I’d never experienced any winter like that in Minnesota.  The winters of my childhood are remembered with drifts at street corners, many feet high after the snow was plowed. Kids could sled on their block and play king of the mountain all over town.  Blizzards came in March and the snow was usually deep.  Winter melts were rare so the snow simply piled up.   

Those winters seem legendary now.  In Duluth, the annual John Beargrease Sled Dog Marathon has become a tradition.  Dogsledders from all over compete.  Since 2000, the city is never certain about the race being held because it requires snow deep enough for dogsledders.  The event has been canceled because of “wimpy winters.” 

It crept up on us all.  People up here don’t like to admit that they enjoy warmer temperatures.  They know that the effect of global warming is pernicious in many other areas.  And flash flooding is the downside of global warming in this northern area.  If there is melting in colder regions, the flooding might become very severe and a flash flood like the one Duluth experienced last summer is only a reconstruction.  Outside my window that day, geysers were spraying out of manholes.  I decided to post some eBay packages anyway.  Going over a bridge, I was shocked to see the water roiling near the top of it.  The water was usually thirty or more feet below and it was lucky the bridge was securely constructed of stone because of the overloaded culvert.  It seemed, with damage everywhere, that the reconstruction should include preparation for the next flood like the rebuilding issues after Superstorm Sandy.
The bridge normally, supporting the street above.

Brian Peterson, Star Tribune    This photo reminds me of Dali

 After last year’s brown winter, this year’s is approaching normal.  We’re having days of ten or so below.  Warming generally follows and then a bright new layer of snow, just enough to dust up and clean the boots.   But it’s a Minnesota winter!  This actually gives some sort of hope that weather might stabilize.  Some sort of hope, I wrote, and then heard about a massive snowstorm on the east coast.  In early February, they are having the Minnesota winter we had years ago.  To think the Midwest is usually prepared for two to three feet of snow when the problem with these climate changes is that they are balking changes.  Unneeded snowplows can't be flown to places that are prepared for something else.
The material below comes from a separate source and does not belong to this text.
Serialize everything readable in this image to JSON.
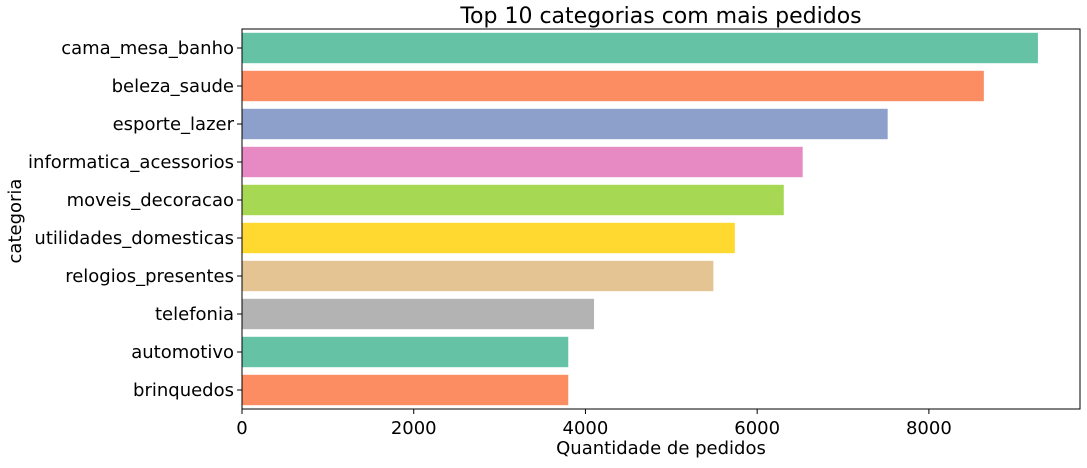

Scientific studies might say it’s too late, concerning global warming.  In Minnesota, an expected change would be a decline in the northern spruce and evergreen forest with a future more like the Great Plains, according to Kathleen Weflen in her Minnesota ConservationVolunteer article "The Crossroads of Climate Change."  

Norman Borlaug   From
A few weeks ago, I watched a Minnesota Public Television broadcast about the Nobel prize winner, Norman Borlaug.  In the 1950s, massive starvation was the forecast for many nations.  A plant scientist, Borlaug experimented with wheat, developing disease-resistant wheat, wheat with higher yields, and wheat that could withstand particular soils.  After the introduction of these varieties, other nations could soon nourish their poor.  The prediction of starvation did not come about at the numbers thought.  Borlaug emphasized that feeding the world could only happen with attention to overpopulation.
His work changed the predictions about hunger within a few decades.  It is amazing what technology can do, given its power to work on imminent issues.  Trees were being felled and forests were being cleared because of our past reliance on paper.  Then, there wasn’t an immediate solution.  Within a few years though, because of digital technology, offices, schools, and even libraries could function as well or better without that huge reliance.  Digital publishing practically pounced upon writers and editors, a development that happened much more quickly than expected.  Human history is replete with solutions for survival.  But history probably shows that humankind needs to feel the pinches of existence before solutions are sought.

The world became overpopulated and countries sought knowledge concerning outer space and near planets.  During this, Jacques Cousteau continued his work underwater.  His start was modest and his Calypso ship had to be funded by a businessman at first.  After his invention of the aqualung, accomplished while he spied for the French underground at the ocean coast, he found a living world underwater.  Because I haven't mentioned any books in this blog, I must recommend his books for the wonder and the silver linings in the billows of exploration. 

Solutions for scientific problems can be surprising.  NASA finds rocks and gas.  Underwater scientists find all kinds of things and in forms that would seem to be from science fiction.  Yet there have been phenomenal answers to these quests that might be spurred by human desperation.